Why Safety Cannot Be Planned

I recently watched Dwarkesh Patel’s interview with Ilya Sutskever, one of the most impactful researchers of our time, and found it striking how clearly he articulates the challenges we do not yet know how to solve. It is especially revealing to pay attention to the gaps he highlights—the things we cannot yet build, the mechanisms we do not yet understand.

One of Ilya’s central claims is that humans possess an impressively flexible and robust value mechanism, encoded at different levels of directness in our genomes. Some aversions—rotting food, for example—are simple, deeply encoded rules that clearly mattered for survival. But things become far more interesting, and far more relevant to AI safety, when we consider our capacity to shape and reshape our own value functions in complex and rapidly changing social environments. Humans can (with effort) revise their goals, motivations, and behaviours when confronted with new information or new social situations. And crucially, the ability to do this—that plasticity itself—is also a product of evolution. It seems we have inherited a value mechanism with just the right mixture of rigidity and flexibility to allow our species to persist. Yet today, our environment is changing faster than at any point in history, and it is not obvious to me that we are well-equipped to handle it.

If we seriously entertain the possibility that artificial superintelligence (ASI) is near—and that we want such systems to “care for sentient life,” as Ilya puts it—then we should demand that their value systems are at least as robust as ours when it comes to preserving human wellbeing. Is it possible to engineer the right mix of hard-coded constraints and self-directed plasticity into a system substantially more intelligent than we are? Is it conceivable that we could directly specify the internal machinery that yields long-term social alignment?

I do not believe this is possible—and even if it were in principle, I do not believe such a delicate symbiosis would manifest in our first attempts at building superintelligent systems.

There is a book by Kenneth Stanley and Joel Lehman, Why Greatness Cannot Be Planned: The Myth of the Objective, whose central argument is that in many domains it is often more effective to discover solutions through constrained exploration (e.g. using novelty search) than through the direct pursuit of explicit objectives. In the context of modern AI research, there is an obvious analogy to the industry’s fixation on scaling. Since GPT-3, enormous capital has been poured into scaling essentially the same recipe—incrementally optimizing an objective to squeeze marginal commercial value out of LLMs. What if even a fraction of that capital had been spent exploring safety-constrained alternatives to transformer pretraining or RL posttraining?

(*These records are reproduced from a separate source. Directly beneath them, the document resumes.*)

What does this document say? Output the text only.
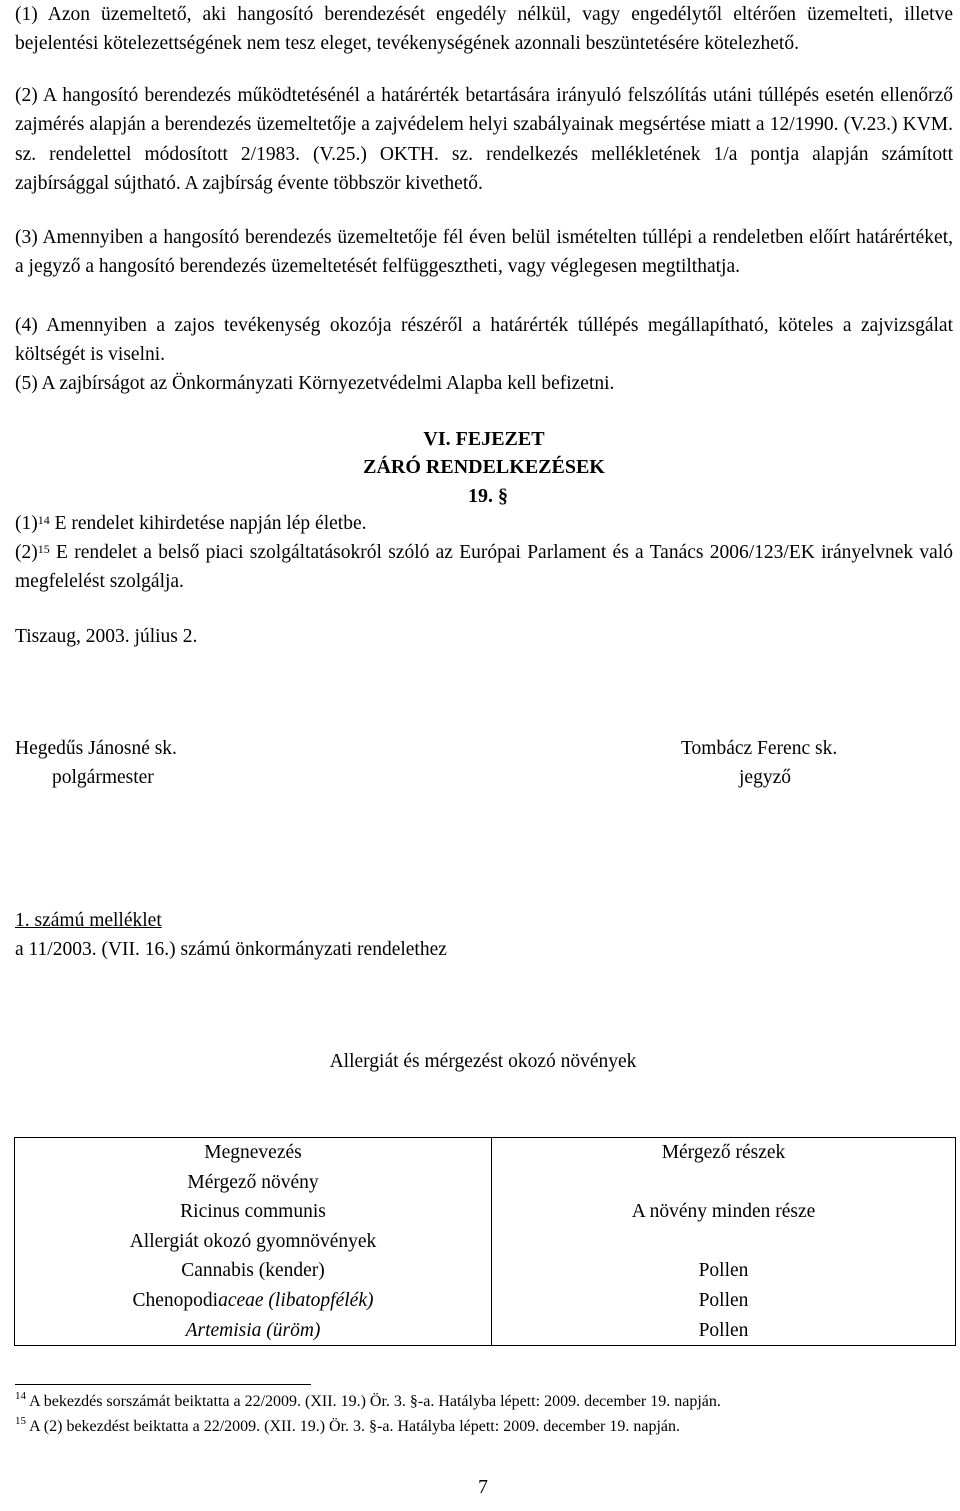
(1) Azon üzemeltető, aki hangosító berendezését engedély nélkül, vagy engedélytől eltérően üzemelteti, illetve bejelentési kötelezettségének nem tesz eleget, tevékenységének azonnali beszüntetésére kötelezhető.
(2) A hangosító berendezés működtetésénél a határérték betartására irányuló felszólítás utáni túllépés esetén ellenőrző zajmérés alapján a berendezés üzemeltetője a zajvédelem helyi szabályainak megsértése miatt a 12/1990. (V.23.) KVM. sz. rendelettel módosított 2/1983. (V.25.) OKTH. sz. rendelkezés mellékletének 1/a pontja alapján számított zajbírsággal sújtható. A zajbírság évente többször kivethető.
(3) Amennyiben a hangosító berendezés üzemeltetője fél éven belül ismételten túllépi a rendeletben előírt határértéket, a jegyző a hangosító berendezés üzemeltetését felfüggesztheti, vagy véglegesen megtilthatja.
(4) Amennyiben a zajos tevékenység okozója részéről a határérték túllépés megállapítható, köteles a zajvizsgálat költségét is viselni.
(5) A zajbírságot az Önkormányzati Környezetvédelmi Alapba kell befizetni.
VI. FEJEZET
ZÁRÓ RENDELKEZÉSEK
19. §
$(1)^{14}$ E rendelet kihirdetése napján lép életbe.
$(2)^{15}$ E rendelet a belső piaci szolgáltatásokról szóló az Európai Parlament és a Tanács 2006/123/EK irányelvnek való megfelelést szolgálja.
Tiszaug, 2003. július 2.
Hegedűs Jánosné sk.
polgármester
Tombácz Ferenc sk.
jegyző
1. számú melléklet
a 11/2003. (VII. 16.) számú önkormányzati rendelethez
Allergiát és mérgezést okozó növények
Megnevezés	Mérgező részek
Mérgező növény	
Ricinus communis	A növény minden része
Allergiát okozó gyomnövények	
Cannabis (kender)	Pollen
Chenopodiaceae (libatopfélék)	Pollen
Artemisia (üröm)	Pollen
$^{14}$ A bekezdés sorszámát beiktatta a 22/2009. (XII. 19.) Ör. 3. §-a. Hatályba lépett: 2009. december 19. napján.
$^{15}$ A (2) bekezdést beiktatta a 22/2009. (XII. 19.) Ör. 3. §-a. Hatályba lépett: 2009. december 19. napján.
7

Some of the most respected researchers in the field—Sutskever, LeCun, Bengio—are already pushing in new directions and are not shy about it. In the interview, Ilya emphasizes that meaningful progress in AI will require drawing the correct inspiration from the brain. He repeatedly stresses the importance of social intelligence, value formation, and their evolutionary origins. And yet I rarely see stated what seems obvious to me: that if our goal is to create superintelligent systems capable of genuinely caring for sentient life, then we must draw the correct inspiration from evolution itself.

Perhaps, heading into 2026, we have a narrow window to define the shared environments in which AIs are allowed to safely evolve. One of the glaring gaps in contemporary AI safety is that model training begins—and effectively ends in deployment—without any intrinsic accountability. While LLMs do learn to mimic certain positive human behavioural patterns, those patterns are fragile, as seen in cases where models push vulnerable users toward psychotic delusions. These are not accidents; they are symptoms of systems trained without any internalized sense that their actions have consequences.

I do not think it is viable to build a powerful AI system first and only afterward teach it not to cause harm. Accountability—especially social accountability—must be baked into both training and deployment from the beginning. And perhaps, if AI systems are allowed to evolve under competitive, multiagent selection pressures that reward consensus-based, socially aligned behaviour, they may eventually develop their own complex-yet-robust value mechanisms. Mechanisms that, like ours, are not explicitly hard-coded but instead emerge as adaptive responses to living in a shared world.

In other words, I do not believe alignment can be engineered at the “genomic” level of AI models. What we can engineer are the initial capacities—plasticity, local learning rules, social interfaces, competitive dynamics—and the environments in which these capacities are expressed. The goal is not to hand-design social alignment; the goal is to ensure that in a shared, evolving environment, social alignment becomes a predictable evolutionary advantage.

To me, this is the only credible path toward building systems that care for sentient life. Not by dictating their values, but by structuring their world such that caring is how they survive.